By the time the scriptwriters dropped Henry Blake into the Sea of Japan (March 18, 1975), I was surprised along with the rest of the country, since I’d been watching a while by then. After 1979, I didn’t watch it much anymore. Not only had the quality declined, I didn’t watch much TV at all, though I made a point — like the rest of the country — of watching the finale on February 28, 1983.

So I decided recently to take a look at the first season at least, one every week or two. On the whole, it holds up well enough. I liked it then and I still do, though it’s not the best television, or even the best show in a sitcom-like format (arguably, it’s not a sitcom anyway). As for the first season, it’s good to see the original cast, complete with Trapper John and Henry Blake, both of whom were better than their replacements.

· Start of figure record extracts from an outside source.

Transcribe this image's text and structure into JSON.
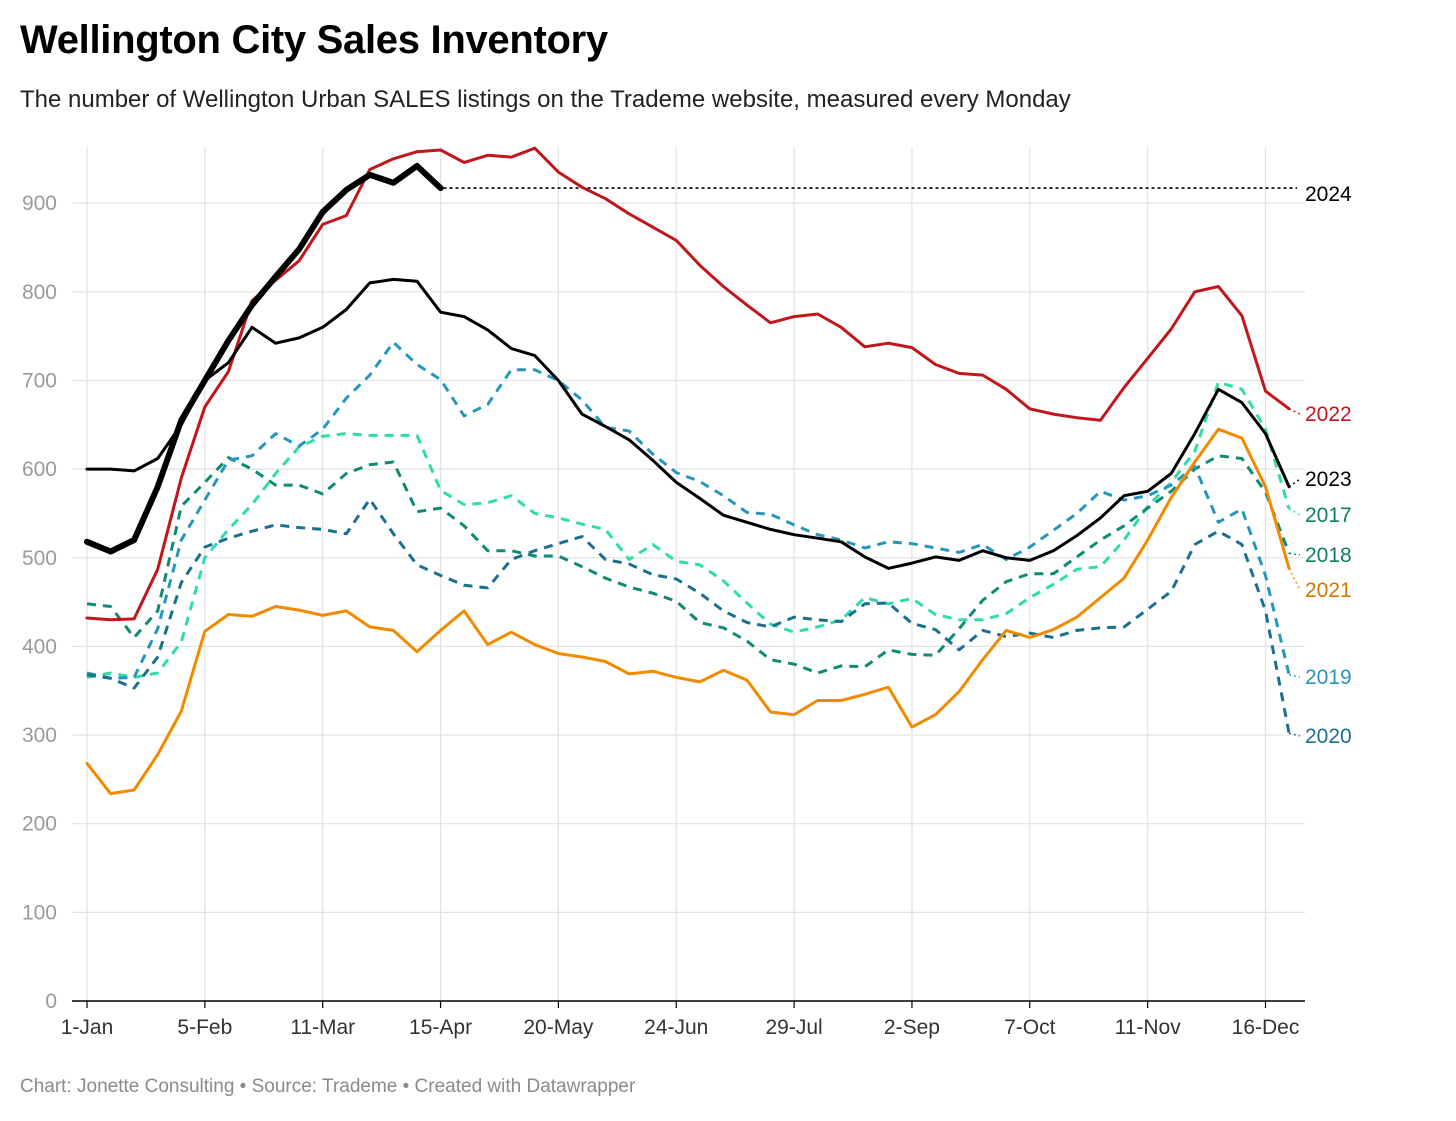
{
  "header": {
    "title": "Wellington City Sales Inventory",
    "subtitle": "The number of Wellington Urban SALES listings on the Trademe website, measured every Monday"
  },
  "footer": {
    "credit": "Chart: Jonette Consulting • Source: Trademe • Created with Datawrapper"
  },
  "chart_data": {
    "type": "line",
    "x_axis": {
      "unit": "week",
      "tick_weeks": [
        0,
        5,
        10,
        15,
        20,
        25,
        30,
        35,
        40,
        45,
        50
      ],
      "tick_labels": [
        "1-Jan",
        "5-Feb",
        "11-Mar",
        "15-Apr",
        "20-May",
        "24-Jun",
        "29-Jul",
        "2-Sep",
        "7-Oct",
        "11-Nov",
        "16-Dec"
      ],
      "range": [
        0,
        52
      ]
    },
    "y_axis": {
      "ticks": [
        0,
        100,
        200,
        300,
        400,
        500,
        600,
        700,
        800,
        900
      ],
      "range": [
        0,
        970
      ]
    },
    "grid": true,
    "colors": {
      "s2024": "#000000",
      "s2023": "#000000",
      "s2022": "#c0161c",
      "s2021": "#f28a00",
      "s2020": "#1b6f8f",
      "s2019": "#2896bb",
      "s2018": "#0f8a73",
      "s2017": "#2fdcaa",
      "grid": "#e2e2e2",
      "reference": "#000000"
    },
    "reference_line": {
      "value": 917,
      "from_week": 15,
      "label": "2024"
    },
    "series": [
      {
        "name": "2024",
        "label": "2024",
        "style": "solid",
        "width": 6,
        "values": [
          518,
          507,
          520,
          580,
          655,
          700,
          745,
          785,
          817,
          848,
          890,
          915,
          932,
          923,
          942,
          917
        ]
      },
      {
        "name": "2023",
        "label": "2023",
        "style": "solid",
        "width": 3,
        "values": [
          600,
          600,
          598,
          612,
          650,
          700,
          720,
          760,
          742,
          748,
          760,
          780,
          810,
          814,
          812,
          777,
          772,
          757,
          736,
          728,
          700,
          662,
          648,
          633,
          610,
          585,
          567,
          548,
          540,
          532,
          526,
          522,
          518,
          501,
          488,
          494,
          501,
          497,
          508,
          500,
          497,
          508,
          525,
          545,
          570,
          575,
          595,
          640,
          690,
          675,
          640,
          580
        ]
      },
      {
        "name": "2022",
        "label": "2022",
        "style": "solid",
        "width": 3,
        "values": [
          432,
          430,
          431,
          487,
          590,
          670,
          710,
          790,
          813,
          835,
          876,
          886,
          938,
          950,
          958,
          960,
          946,
          954,
          952,
          962,
          935,
          918,
          905,
          888,
          873,
          858,
          830,
          806,
          785,
          765,
          772,
          775,
          760,
          738,
          742,
          737,
          718,
          708,
          706,
          690,
          668,
          662,
          658,
          655,
          692,
          725,
          758,
          800,
          806,
          773,
          688,
          668
        ]
      },
      {
        "name": "2021",
        "label": "2021",
        "style": "solid",
        "width": 3,
        "values": [
          268,
          234,
          238,
          278,
          327,
          417,
          436,
          434,
          445,
          441,
          435,
          440,
          422,
          418,
          394,
          418,
          440,
          402,
          416,
          402,
          392,
          388,
          383,
          369,
          372,
          365,
          360,
          373,
          362,
          326,
          323,
          339,
          339,
          346,
          354,
          309,
          323,
          349,
          385,
          418,
          410,
          419,
          433,
          455,
          477,
          520,
          568,
          608,
          645,
          635,
          580,
          488
        ]
      },
      {
        "name": "2020",
        "label": "2020",
        "style": "dashed",
        "width": 3,
        "values": [
          368,
          364,
          353,
          388,
          472,
          512,
          522,
          530,
          537,
          534,
          532,
          527,
          566,
          527,
          492,
          480,
          469,
          466,
          498,
          508,
          516,
          524,
          498,
          493,
          481,
          476,
          460,
          440,
          427,
          422,
          433,
          430,
          428,
          448,
          449,
          426,
          419,
          396,
          418,
          411,
          415,
          410,
          418,
          421,
          422,
          442,
          462,
          515,
          530,
          515,
          440,
          302
        ]
      },
      {
        "name": "2019",
        "label": "2019",
        "style": "dashed",
        "width": 3,
        "values": [
          370,
          364,
          365,
          420,
          520,
          565,
          610,
          615,
          640,
          626,
          645,
          680,
          706,
          743,
          718,
          701,
          660,
          673,
          712,
          712,
          700,
          678,
          647,
          643,
          617,
          596,
          586,
          570,
          551,
          549,
          537,
          526,
          520,
          511,
          518,
          516,
          511,
          506,
          515,
          498,
          512,
          531,
          550,
          575,
          565,
          570,
          582,
          603,
          540,
          555,
          480,
          368
        ]
      },
      {
        "name": "2018",
        "label": "2018",
        "style": "dashed",
        "width": 3,
        "values": [
          448,
          445,
          410,
          440,
          558,
          585,
          613,
          600,
          582,
          582,
          572,
          595,
          605,
          608,
          552,
          556,
          536,
          508,
          508,
          502,
          502,
          490,
          477,
          467,
          460,
          451,
          427,
          421,
          406,
          385,
          380,
          370,
          378,
          377,
          396,
          391,
          390,
          420,
          452,
          473,
          482,
          482,
          501,
          520,
          536,
          556,
          575,
          600,
          615,
          612,
          574,
          505
        ]
      },
      {
        "name": "2017",
        "label": "2017",
        "style": "dashed",
        "width": 3,
        "values": [
          365,
          370,
          365,
          370,
          405,
          500,
          532,
          560,
          595,
          625,
          637,
          640,
          638,
          638,
          638,
          576,
          560,
          562,
          570,
          550,
          545,
          538,
          532,
          498,
          515,
          496,
          492,
          474,
          449,
          425,
          416,
          422,
          430,
          455,
          448,
          454,
          436,
          430,
          430,
          437,
          455,
          470,
          487,
          490,
          520,
          558,
          585,
          620,
          698,
          690,
          645,
          555
        ]
      }
    ]
  }
}
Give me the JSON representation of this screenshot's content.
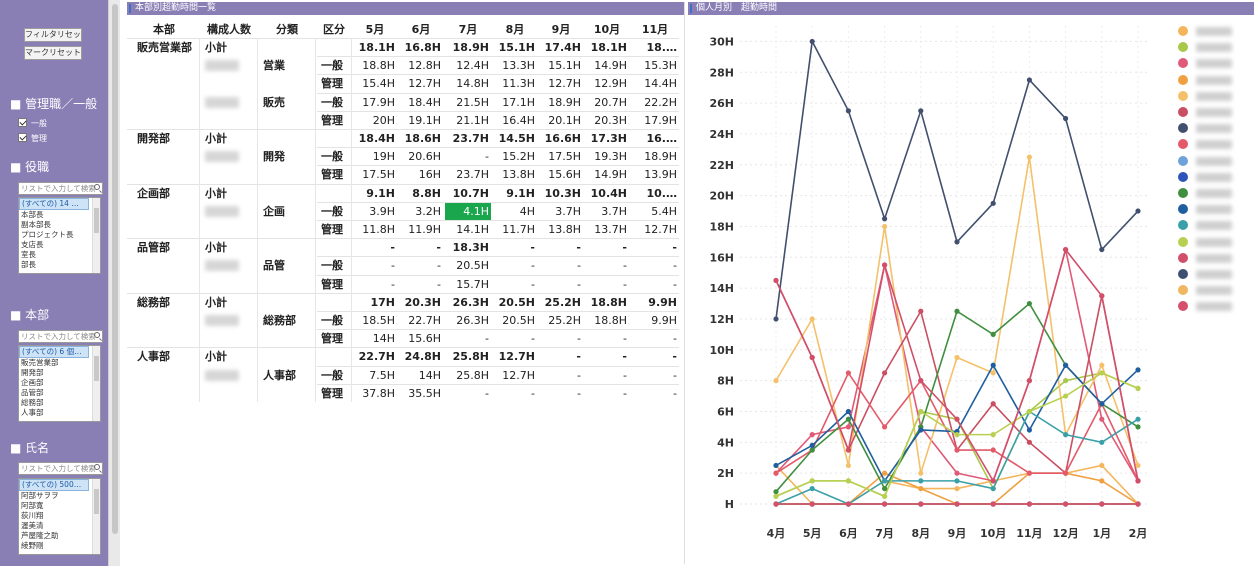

Also of note is first-season Radar O’Reilly, who is a bit more nuanced than he would be later. Besides his longstanding anticipation of events, and that he knew more about what was going on that Col. Blake did — an old joke, that — Radar drank alcohol, helped Hawkeye cheat at cards, traded weekend passes for favors, and was perfectly willing to ogle nurses as they walked by or spy on them in the shower, things he’d be too timid to do later. His evolution in the series into a naive Iowa farm boy did no favors to the character. There’s an essay waiting to be written about the infantilization of Radar O’Reilly.

And what happened to Spearchucker Jones, the talented African-American surgeon? He makes appearances in the first season but not later that I remember. Admittedly, that nickname wouldn’t have gone down well even in the 1970s, but it could have easily been dropped, while the character could have been developed, even as a supporting one. Apparently the producers decided otherwise.

M*A*S*H also suffered from the strictures of network television. One good example: Hawkeye and Trapper emerge from surgery, bitching about spending 12 or 14 hours or whatever operating, and there’s not a drop of blood on them. One of the salient visuals of the movie M*A*S*H is in complete contrast to that: there’s blood all over the place in the meatball operating room, and on the doctors too. Of course, had the TV show depicted that much blood, the audience of the time wouldn’t have noticed anything else. That was before splatter movies and cable TV shows inured people to that kind of thing, after all.

Speaking of cable, I couldn’t help thinking that M*A*S*H would be better — in competent hands, whoever that might be — on cable. More visible blood, dirt, and skin, for one thing, though it would be easy to overdo those aspects. More importantly, the characters could be fleshed out a good deal more. Once, just once, I’d like to see Hawkeye, after a long stretch of stressful surgery, and at the provocation of (say) a Korean character, explode in a tirade of ethnic slurs. Later he’d regret it, and drink himself blind to forget. That’s something a cable version of M*A*S*H could handle with aplomb.